Bulan memutar bola matanya. "Sayang banget kita gak jadi berduaan selama seminggu."

"Maafin gue... Gue jelas menang lah!"

Bulan melotot. "Jangan bohong?"

Farel menunjukkan ponsel ke arah Bulan, terdapat sebuah foto di mana seluruh anggota basket berfoto bersama dengan piala di tangan Farel.

Farel mengeluarkan smirknya penuh kemenangan menatap Bulan.

"Kita undur, besok kita ujian!"

Farel mendelik. "Jangan ngada-ngada buat nunda hal baik."

Bulan mengedikkan bahunya. "Cek grub sekolah!"

Dengan cepat Farel mengikuti perintah Bulan. Sialan! Gagal sudah liburan mereka besok.

"Abis ujian! Harus pokoknya, gak mau tau."

Bulan mengangguk saja.

"Minuman siapa?" tunjuk satu minuman di hadapannya.

"Punya Rigel! Belum tersentuh! Kalau mau minum, kalau gak mau pes-"

"Lo ngapain sih ketemu dia?"

"Gak sengaja ketemu!" ralat Bulan.

"Tetep aja! Terus kenapa lo di sini? Kenapa gak nonton gue?"

"Gue di ajak kesi-"

"Harusnya lo nolak!"

"Lo kenapa sih?" Bulan mulai kesal.

Farel terdiam, menggosok mukanya kasar.

"Lo udah pesen makan?" alih Farel.

"Ayo pulang!"

Farel berdecak melihat Bulan berdiri hendak berlalu lalu dengan cepat menahan lengannya.

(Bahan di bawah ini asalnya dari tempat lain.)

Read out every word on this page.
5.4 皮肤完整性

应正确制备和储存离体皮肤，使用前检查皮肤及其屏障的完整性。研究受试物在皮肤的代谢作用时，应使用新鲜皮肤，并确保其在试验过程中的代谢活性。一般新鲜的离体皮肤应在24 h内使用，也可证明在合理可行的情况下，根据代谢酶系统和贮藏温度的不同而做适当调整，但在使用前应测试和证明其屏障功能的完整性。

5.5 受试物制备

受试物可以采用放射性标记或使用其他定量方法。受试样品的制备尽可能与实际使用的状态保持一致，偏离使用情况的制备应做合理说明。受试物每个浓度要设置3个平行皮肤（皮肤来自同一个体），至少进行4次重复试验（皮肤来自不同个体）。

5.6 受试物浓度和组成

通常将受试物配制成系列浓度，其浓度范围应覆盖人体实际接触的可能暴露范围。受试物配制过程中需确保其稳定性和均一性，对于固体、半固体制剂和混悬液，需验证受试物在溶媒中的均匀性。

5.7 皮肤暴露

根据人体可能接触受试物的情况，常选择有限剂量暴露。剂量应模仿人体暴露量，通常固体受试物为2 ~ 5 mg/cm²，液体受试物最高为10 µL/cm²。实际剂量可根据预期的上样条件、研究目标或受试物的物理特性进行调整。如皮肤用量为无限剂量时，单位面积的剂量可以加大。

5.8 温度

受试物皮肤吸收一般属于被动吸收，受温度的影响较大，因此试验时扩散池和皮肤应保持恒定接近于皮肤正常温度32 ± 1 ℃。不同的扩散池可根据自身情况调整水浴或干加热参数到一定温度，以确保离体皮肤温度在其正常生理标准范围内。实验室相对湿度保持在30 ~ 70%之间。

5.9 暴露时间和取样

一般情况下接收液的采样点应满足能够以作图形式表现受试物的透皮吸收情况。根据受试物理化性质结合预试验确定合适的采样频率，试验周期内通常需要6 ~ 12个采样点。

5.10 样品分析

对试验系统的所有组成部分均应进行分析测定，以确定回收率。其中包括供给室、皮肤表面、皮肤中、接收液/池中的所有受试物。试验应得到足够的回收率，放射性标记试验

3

"Jawab! Ini jaket Rigel?" tunjuk Farel ke arah jaket ditangan Bulan.

"Gue gak sengaja nabrak dia dan minum gue kena jaketnya. Mau gue cuci sebagai permintaan maaf!" ungkap Bulan dengan wajah juteknya.

"Biar gue aja yang cuci!" Farel merebut jaket itu.

Bulan merebutnya kembali. "Apaan sih gak usah!"

"Udah biar gue aja!"

"FAREL PLISSS!" kesal Bulan kala cowok itu hendak merebutnya lagi.

Farel diam, Bulan memandangnya. Membuka tas slempang, menaruh selembar kertas merah dan berlalu pergi.

Farel mendengus, mengekori cewek itu pergi.

"Gak usah ngambek, maafin gue!" ucap Farel memeluk Bulan dari belakang kala mereka berada tepat di sebelah mobil Farel dengan Bulan yang hendak membuka pintu samping kemudi.

Bulan menutup pintu kemudi kembali. Berbalik badan, menatap Farel, lalu memeluknya erat.

Mereka berdua tak sadar, dari kejauhan ada seseorang yang mengamati mereka sejak tadi.